25 de septiembre: El Día del Señor

Conocemos la parábola del hombre rico y Lázaro. Un rico despreocupado que “banquetea espléndidamente,” ajeno al sufrimiento de los demás y un pobre mendigo a quien “nadie daba nada.” Dos hombres distanciados por un abismo de egoísmo e insolidaridad que, según Jesús, puede hacerse definitivo, por toda la eternidad.

Adentrémonos un poco en el pensamiento de Jesús. El rico de la parábola no es descrito como un explotador que oprime sin escrúpulos a sus siervos. No es ése su pecado. El rico es condenado sencillamente porque disfruta despreocupadamente de su riqueza, sin acercarse a la necesidad del pobre Lázaro. Esta es la convicción profunda de Jesús: la riqueza en cuanto “apropiación excluyente de la abundancia,” no hace crecer al hombre, sino que lo destruye y deshumaniza pues lo va haciendo indiferente, apático, e insolidario ante la desgracia ajena.

¿Quién es el Dios proclamado por Jesucristo? Es un Dios Padre para todos. Es un Dios que sólo quiere el bien, la dignidad, y la dicha de todos sus hijos e hijas. Es un Dios que nos mira con amor y nos regala lo que más nos conviene: su Palabra que nos guía; el Cuerpo y Sangre de su Hijo que nos alimentan; y su ternura que cuida nuestras heridas. Demos gracias a Él.

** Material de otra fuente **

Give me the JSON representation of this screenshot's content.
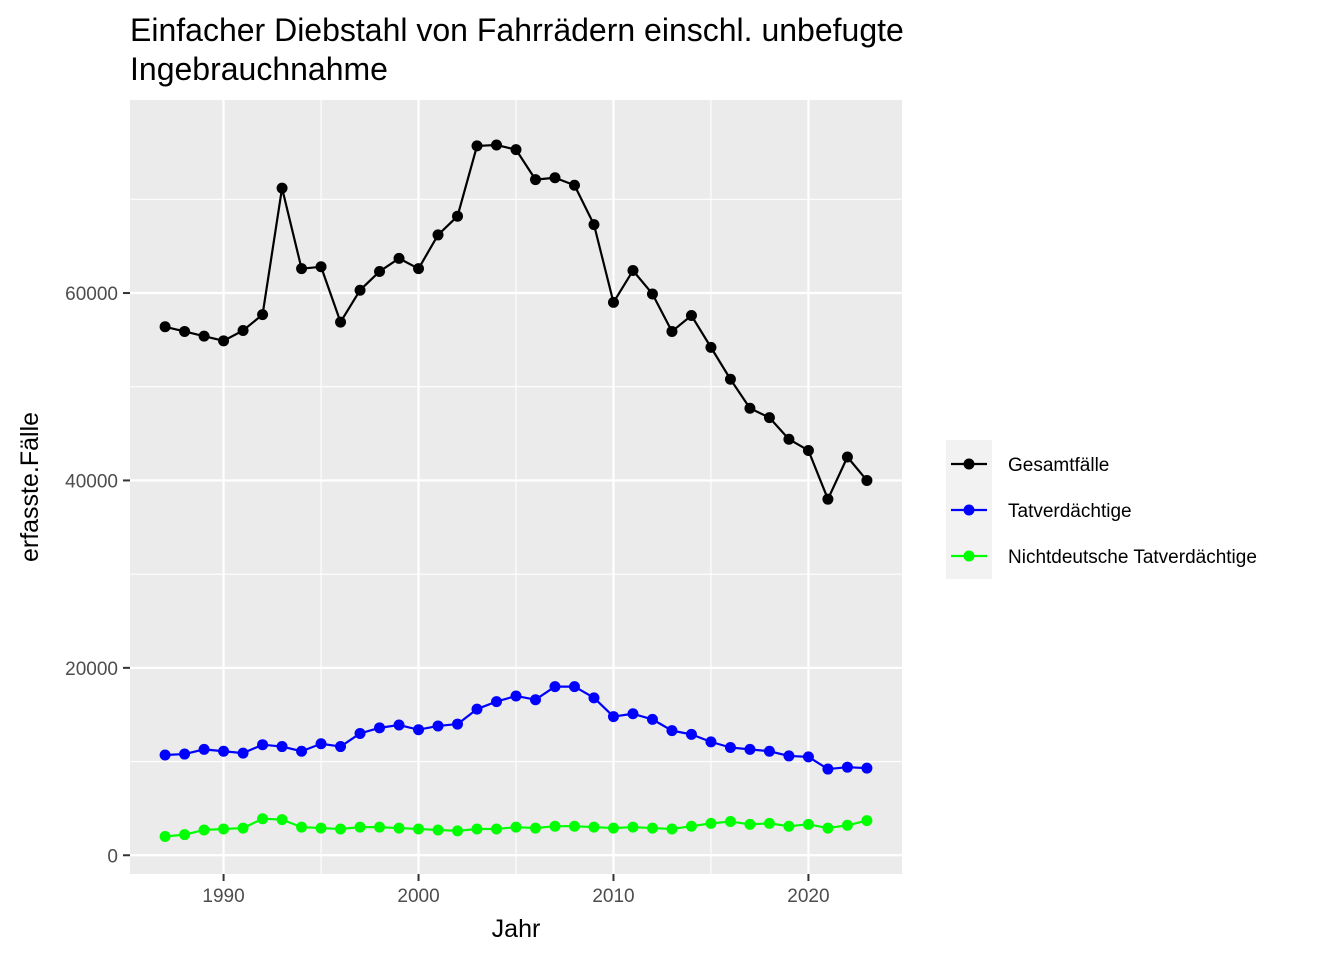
{
  "chart_data": {
    "type": "line",
    "title": "Einfacher Diebstahl von Fahrrädern einschl. unbefugte\nIngebrauchnahme",
    "xlabel": "Jahr",
    "ylabel": "erfasste.Fälle",
    "x": [
      1987,
      1988,
      1989,
      1990,
      1991,
      1992,
      1993,
      1994,
      1995,
      1996,
      1997,
      1998,
      1999,
      2000,
      2001,
      2002,
      2003,
      2004,
      2005,
      2006,
      2007,
      2008,
      2009,
      2010,
      2011,
      2012,
      2013,
      2014,
      2015,
      2016,
      2017,
      2018,
      2019,
      2020,
      2021,
      2022,
      2023
    ],
    "xlim": [
      1985.2,
      2024.8
    ],
    "ylim": [
      -2000,
      80600
    ],
    "x_ticks": [
      1990,
      2000,
      2010,
      2020
    ],
    "y_ticks": [
      0,
      20000,
      40000,
      60000
    ],
    "grid": true,
    "background": "#ebebeb",
    "legend_position": "right",
    "series": [
      {
        "name": "Gesamtfälle",
        "color": "#000000",
        "values": [
          56400,
          55900,
          55400,
          54900,
          56000,
          57700,
          71200,
          62600,
          62800,
          56900,
          60300,
          62300,
          63700,
          62600,
          66200,
          68200,
          75700,
          75800,
          75300,
          72100,
          72300,
          71500,
          67300,
          59000,
          62400,
          59900,
          55900,
          57600,
          54200,
          50800,
          47700,
          46700,
          44400,
          43200,
          38000,
          42500,
          40000
        ]
      },
      {
        "name": "Tatverdächtige",
        "color": "#0000ff",
        "values": [
          10700,
          10800,
          11300,
          11100,
          10900,
          11800,
          11600,
          11100,
          11900,
          11600,
          13000,
          13600,
          13900,
          13400,
          13800,
          14000,
          15600,
          16400,
          17000,
          16600,
          18000,
          18000,
          16800,
          14800,
          15100,
          14500,
          13300,
          12900,
          12100,
          11500,
          11300,
          11100,
          10600,
          10500,
          9200,
          9400,
          9300
        ]
      },
      {
        "name": "Nichtdeutsche Tatverdächtige",
        "color": "#00ff00",
        "values": [
          2000,
          2200,
          2700,
          2800,
          2900,
          3900,
          3800,
          3000,
          2900,
          2800,
          3000,
          3000,
          2900,
          2800,
          2700,
          2600,
          2800,
          2800,
          3000,
          2900,
          3100,
          3100,
          3000,
          2900,
          3000,
          2900,
          2800,
          3100,
          3400,
          3600,
          3300,
          3400,
          3100,
          3300,
          2900,
          3200,
          3700
        ]
      }
    ]
  }
}
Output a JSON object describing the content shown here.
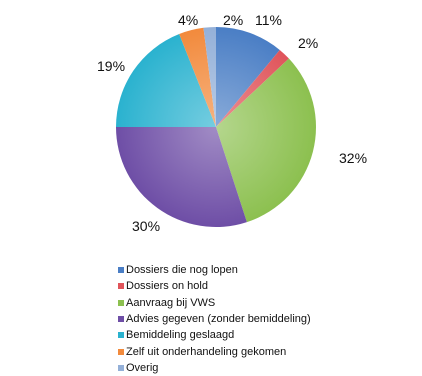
{
  "chart_data": {
    "type": "pie",
    "start_angle": "12 o'clock",
    "direction": "clockwise",
    "legend_position": "bottom",
    "slices": [
      {
        "label": "Dossiers die nog lopen",
        "value": 11,
        "display": "11%",
        "color": "#4a7ec5"
      },
      {
        "label": "Dossiers on hold",
        "value": 2,
        "display": "2%",
        "color": "#e0545a"
      },
      {
        "label": "Aanvraag bij VWS",
        "value": 32,
        "display": "32%",
        "color": "#8cc04f"
      },
      {
        "label": "Advies gegeven (zonder bemiddeling)",
        "value": 30,
        "display": "30%",
        "color": "#6e4ea6"
      },
      {
        "label": "Bemiddeling geslaagd",
        "value": 19,
        "display": "19%",
        "color": "#2ab2cf"
      },
      {
        "label": "Zelf uit onderhandeling gekomen",
        "value": 4,
        "display": "4%",
        "color": "#f28a3c"
      },
      {
        "label": "Overig",
        "value": 2,
        "display": "2%",
        "color": "#94b0d8"
      }
    ]
  }
}
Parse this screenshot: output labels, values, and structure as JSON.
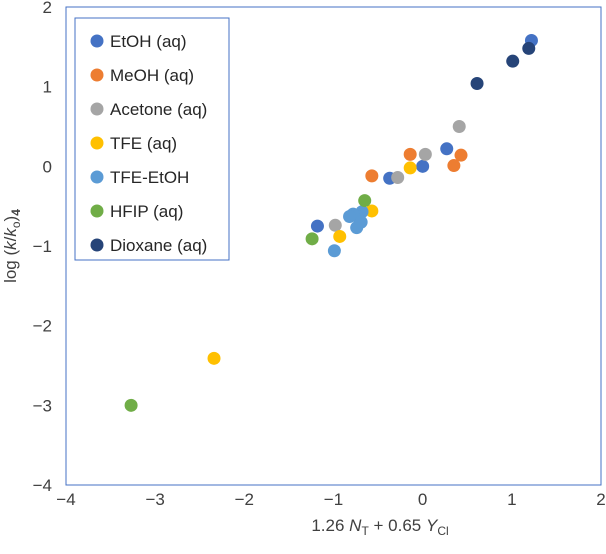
{
  "chart_data": {
    "type": "scatter",
    "title": "",
    "xlabel": {
      "prefix": "1.26 ",
      "var1": "N",
      "sub1": "T",
      "mid": " + 0.65 ",
      "var2": "Y",
      "sub2": "Cl"
    },
    "ylabel": {
      "prefix": "log (",
      "var": "k",
      "sep": "/",
      "var2": "k",
      "sub2": "o",
      "suffix": ")",
      "sub3": "4"
    },
    "xlim": [
      -4,
      2
    ],
    "ylim": [
      -4,
      2
    ],
    "xticks": [
      -4,
      -3,
      -2,
      -1,
      0,
      1,
      2
    ],
    "yticks": [
      -4,
      -3,
      -2,
      -1,
      0,
      1,
      2
    ],
    "xtick_labels": [
      "−4",
      "−3",
      "−2",
      "−1",
      "0",
      "1",
      "2"
    ],
    "ytick_labels": [
      "−4",
      "−3",
      "−2",
      "−1",
      "0",
      "1",
      "2"
    ],
    "grid": false,
    "legend_position": "top-left",
    "series": [
      {
        "name": "EtOH (aq)",
        "color": "#4472C4",
        "x": [
          1.22,
          0.27,
          0.0,
          -0.37,
          -1.18
        ],
        "y": [
          1.58,
          0.22,
          0.0,
          -0.15,
          -0.75
        ]
      },
      {
        "name": "MeOH (aq)",
        "color": "#ED7D31",
        "x": [
          0.43,
          0.35,
          -0.14,
          -0.57
        ],
        "y": [
          0.14,
          0.01,
          0.15,
          -0.12
        ]
      },
      {
        "name": "Acetone (aq)",
        "color": "#A5A5A5",
        "x": [
          0.41,
          0.03,
          -0.28,
          -0.98
        ],
        "y": [
          0.5,
          0.15,
          -0.14,
          -0.74
        ]
      },
      {
        "name": "TFE (aq)",
        "color": "#FFC000",
        "x": [
          -0.14,
          -0.57,
          -0.93,
          -2.34
        ],
        "y": [
          -0.02,
          -0.56,
          -0.88,
          -2.41
        ]
      },
      {
        "name": "TFE-EtOH",
        "color": "#5B9BD5",
        "x": [
          -0.68,
          -0.73,
          -0.78,
          -0.82,
          -0.74,
          -0.69,
          -0.99
        ],
        "y": [
          -0.57,
          -0.63,
          -0.6,
          -0.63,
          -0.77,
          -0.7,
          -1.06
        ]
      },
      {
        "name": "HFIP (aq)",
        "color": "#70AD47",
        "x": [
          -0.65,
          -1.24,
          -3.27
        ],
        "y": [
          -0.43,
          -0.91,
          -3.0
        ]
      },
      {
        "name": "Dioxane (aq)",
        "color": "#264478",
        "x": [
          1.19,
          1.01,
          0.61
        ],
        "y": [
          1.48,
          1.32,
          1.04
        ]
      }
    ]
  }
}
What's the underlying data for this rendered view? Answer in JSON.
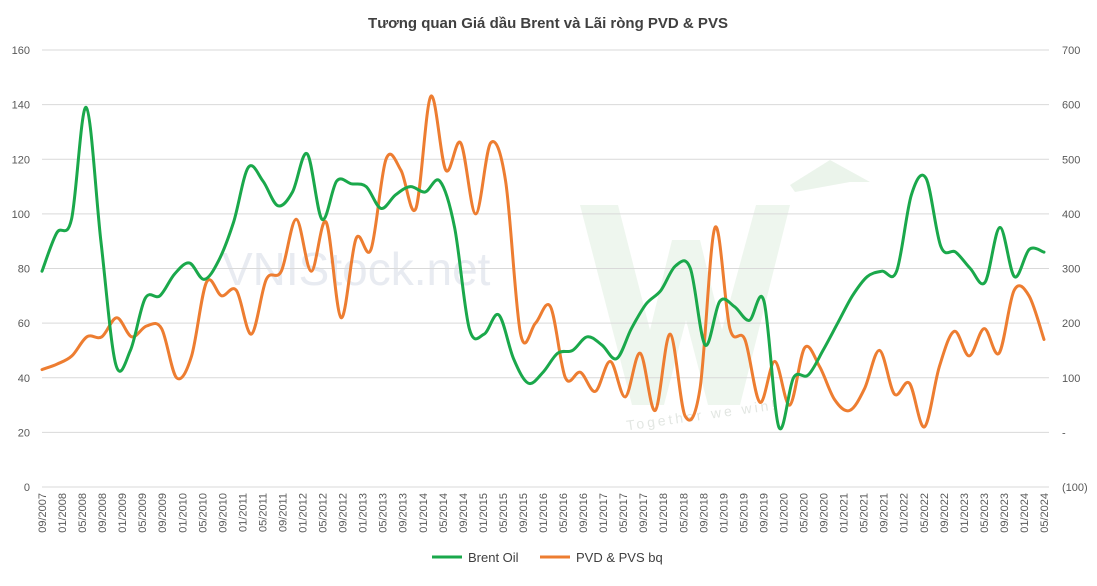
{
  "chart_data": {
    "type": "line",
    "title": "Tương quan Giá dầu Brent và Lãi ròng PVD & PVS",
    "watermark": "VNIStock.net",
    "watermark_tagline": "Together we win!",
    "x_labels": [
      "09/2007",
      "01/2008",
      "05/2008",
      "09/2008",
      "01/2009",
      "05/2009",
      "09/2009",
      "01/2010",
      "05/2010",
      "09/2010",
      "01/2011",
      "05/2011",
      "09/2011",
      "01/2012",
      "05/2012",
      "09/2012",
      "01/2013",
      "05/2013",
      "09/2013",
      "01/2014",
      "05/2014",
      "09/2014",
      "01/2015",
      "05/2015",
      "09/2015",
      "01/2016",
      "05/2016",
      "09/2016",
      "01/2017",
      "05/2017",
      "09/2017",
      "01/2018",
      "05/2018",
      "09/2018",
      "01/2019",
      "05/2019",
      "09/2019",
      "01/2020",
      "05/2020",
      "09/2020",
      "01/2021",
      "05/2021",
      "09/2021",
      "01/2022",
      "05/2022",
      "09/2022",
      "01/2023",
      "05/2023",
      "09/2023",
      "01/2024",
      "05/2024"
    ],
    "left_axis": {
      "ylim": [
        0,
        160
      ],
      "ticks": [
        "0",
        "20",
        "40",
        "60",
        "80",
        "100",
        "120",
        "140",
        "160"
      ]
    },
    "right_axis": {
      "ylim": [
        -100,
        700
      ],
      "ticks": [
        "(100)",
        "-",
        "100",
        "200",
        "300",
        "400",
        "500",
        "600",
        "700"
      ]
    },
    "series": [
      {
        "name": "Brent Oil",
        "axis": "left",
        "color": "#1aa84b",
        "values": [
          79,
          93,
          98,
          139,
          90,
          45,
          50,
          69,
          70,
          78,
          82,
          76,
          83,
          97,
          117,
          112,
          103,
          108,
          122,
          98,
          112,
          111,
          110,
          102,
          107,
          110,
          108,
          112,
          95,
          58,
          56,
          63,
          47,
          38,
          42,
          49,
          50,
          55,
          52,
          47,
          58,
          67,
          72,
          81,
          80,
          52,
          68,
          66,
          61,
          68,
          22,
          40,
          41,
          50,
          60,
          70,
          77,
          79,
          79,
          107,
          113,
          88,
          86,
          80,
          75,
          95,
          77,
          87,
          86
        ]
      },
      {
        "name": "PVD & PVS bq",
        "axis": "right",
        "color": "#ed7d31",
        "values": [
          115,
          125,
          140,
          175,
          175,
          210,
          175,
          195,
          190,
          100,
          140,
          275,
          250,
          260,
          180,
          280,
          295,
          390,
          295,
          385,
          210,
          355,
          335,
          500,
          480,
          410,
          615,
          480,
          530,
          400,
          530,
          460,
          180,
          200,
          230,
          100,
          110,
          75,
          130,
          65,
          145,
          40,
          180,
          30,
          80,
          375,
          190,
          170,
          55,
          130,
          50,
          155,
          120,
          60,
          40,
          80,
          150,
          70,
          90,
          10,
          120,
          185,
          140,
          190,
          145,
          260,
          250,
          170
        ]
      }
    ]
  }
}
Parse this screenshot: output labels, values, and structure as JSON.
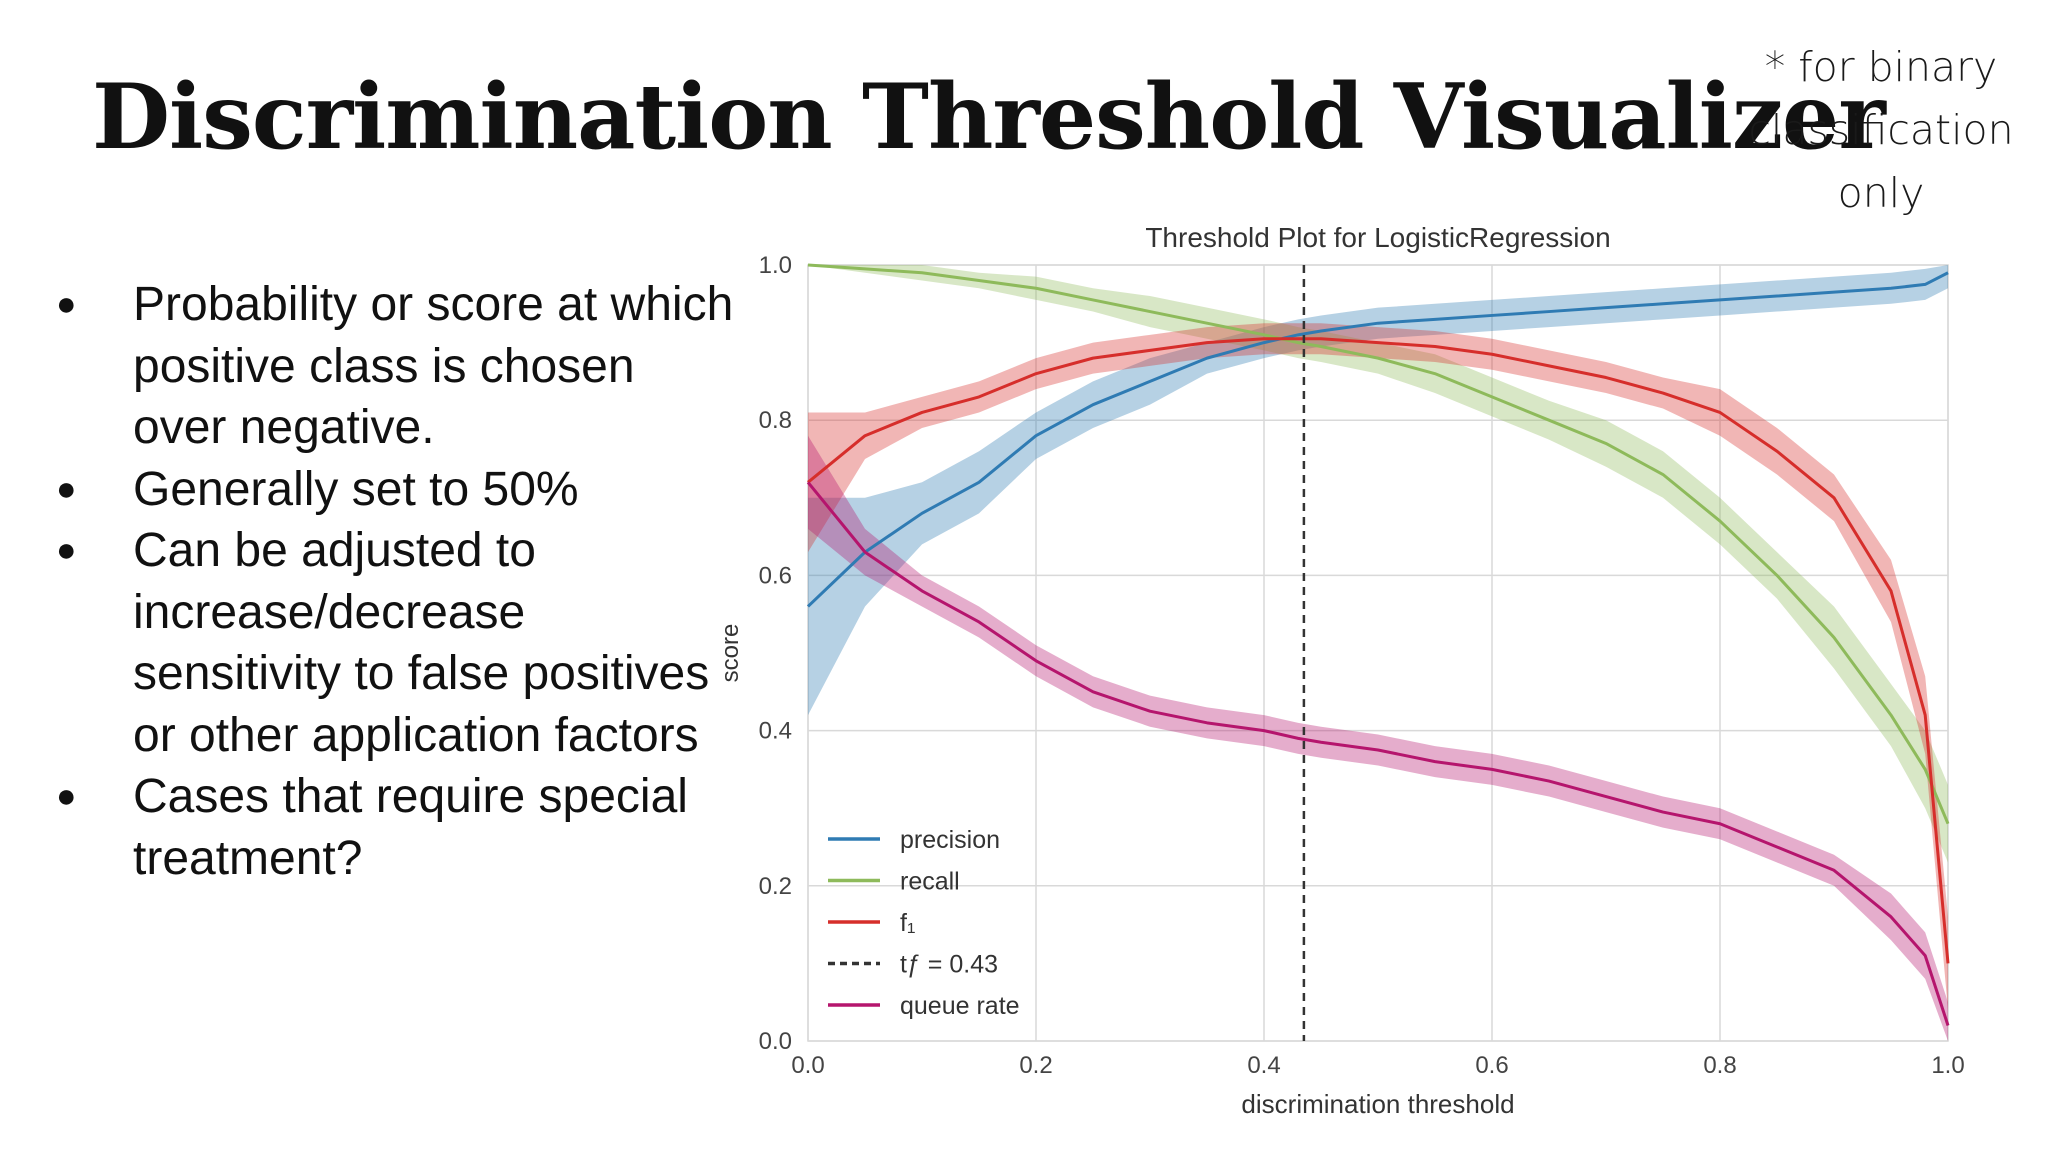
{
  "slide": {
    "title": "Discrimination Threshold Visualizer",
    "note_lines": [
      "* for binary",
      "classification",
      "only"
    ],
    "bullets": [
      "Probability or score at which positive class is chosen over negative.",
      "Generally set to 50%",
      "Can be adjusted to increase/decrease sensitivity to false positives or other application factors",
      "Cases that require special treatment?"
    ]
  },
  "chart_data": {
    "type": "line",
    "title": "Threshold Plot for LogisticRegression",
    "xlabel": "discrimination threshold",
    "ylabel": "score",
    "xlim": [
      0,
      1
    ],
    "ylim": [
      0,
      1
    ],
    "x_ticks": [
      "0.0",
      "0.2",
      "0.4",
      "0.6",
      "0.8",
      "1.0"
    ],
    "y_ticks": [
      "0.0",
      "0.2",
      "0.4",
      "0.6",
      "0.8",
      "1.0"
    ],
    "grid": true,
    "legend_position": "bottom-left",
    "x": [
      0.0,
      0.05,
      0.1,
      0.15,
      0.2,
      0.25,
      0.3,
      0.35,
      0.4,
      0.43,
      0.45,
      0.5,
      0.55,
      0.6,
      0.65,
      0.7,
      0.75,
      0.8,
      0.85,
      0.9,
      0.95,
      0.98,
      1.0
    ],
    "series": [
      {
        "name": "precision",
        "color": "#2f7bb3",
        "values": [
          0.56,
          0.63,
          0.68,
          0.72,
          0.78,
          0.82,
          0.85,
          0.88,
          0.9,
          0.91,
          0.915,
          0.925,
          0.93,
          0.935,
          0.94,
          0.945,
          0.95,
          0.955,
          0.96,
          0.965,
          0.97,
          0.975,
          0.99
        ],
        "band": [
          0.14,
          0.07,
          0.04,
          0.04,
          0.03,
          0.03,
          0.03,
          0.02,
          0.02,
          0.02,
          0.02,
          0.02,
          0.02,
          0.02,
          0.02,
          0.02,
          0.02,
          0.02,
          0.02,
          0.02,
          0.02,
          0.02,
          0.02
        ]
      },
      {
        "name": "recall",
        "color": "#8eba5b",
        "values": [
          1.0,
          0.995,
          0.99,
          0.98,
          0.97,
          0.955,
          0.94,
          0.925,
          0.91,
          0.9,
          0.895,
          0.88,
          0.86,
          0.83,
          0.8,
          0.77,
          0.73,
          0.67,
          0.6,
          0.52,
          0.42,
          0.35,
          0.28
        ],
        "band": [
          0.0,
          0.005,
          0.01,
          0.01,
          0.015,
          0.015,
          0.02,
          0.02,
          0.02,
          0.02,
          0.02,
          0.02,
          0.025,
          0.025,
          0.025,
          0.03,
          0.03,
          0.03,
          0.03,
          0.04,
          0.04,
          0.05,
          0.05
        ]
      },
      {
        "name": "f₁",
        "color": "#d62e2b",
        "values": [
          0.72,
          0.78,
          0.81,
          0.83,
          0.86,
          0.88,
          0.89,
          0.9,
          0.905,
          0.905,
          0.905,
          0.9,
          0.895,
          0.885,
          0.87,
          0.855,
          0.835,
          0.81,
          0.76,
          0.7,
          0.58,
          0.42,
          0.1
        ],
        "band": [
          0.09,
          0.03,
          0.02,
          0.02,
          0.02,
          0.02,
          0.02,
          0.02,
          0.02,
          0.02,
          0.02,
          0.02,
          0.02,
          0.02,
          0.02,
          0.02,
          0.02,
          0.03,
          0.03,
          0.03,
          0.04,
          0.05,
          0.06
        ]
      },
      {
        "name": "queue rate",
        "color": "#b5156d",
        "values": [
          0.72,
          0.63,
          0.58,
          0.54,
          0.49,
          0.45,
          0.425,
          0.41,
          0.4,
          0.39,
          0.385,
          0.375,
          0.36,
          0.35,
          0.335,
          0.315,
          0.295,
          0.28,
          0.25,
          0.22,
          0.16,
          0.11,
          0.02
        ],
        "band": [
          0.06,
          0.03,
          0.02,
          0.02,
          0.02,
          0.02,
          0.02,
          0.02,
          0.02,
          0.02,
          0.02,
          0.02,
          0.02,
          0.02,
          0.02,
          0.02,
          0.02,
          0.02,
          0.02,
          0.02,
          0.03,
          0.03,
          0.03
        ]
      }
    ],
    "threshold": {
      "label": "tƒ = 0.43",
      "value": 0.435,
      "color": "#333333"
    }
  }
}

Oremos. “Padre amoroso, haznos pobres de corazón para que podamos entender a los pobres; haznos lo bastante generosos para no calcular y medir nuestros dones; y haznos agradecidos por todo lo que tú nos has dado llevando alegría y liberación a los necesitados. Todo esto te lo pedimos por Jesucristo nuestro Señor. Amén.”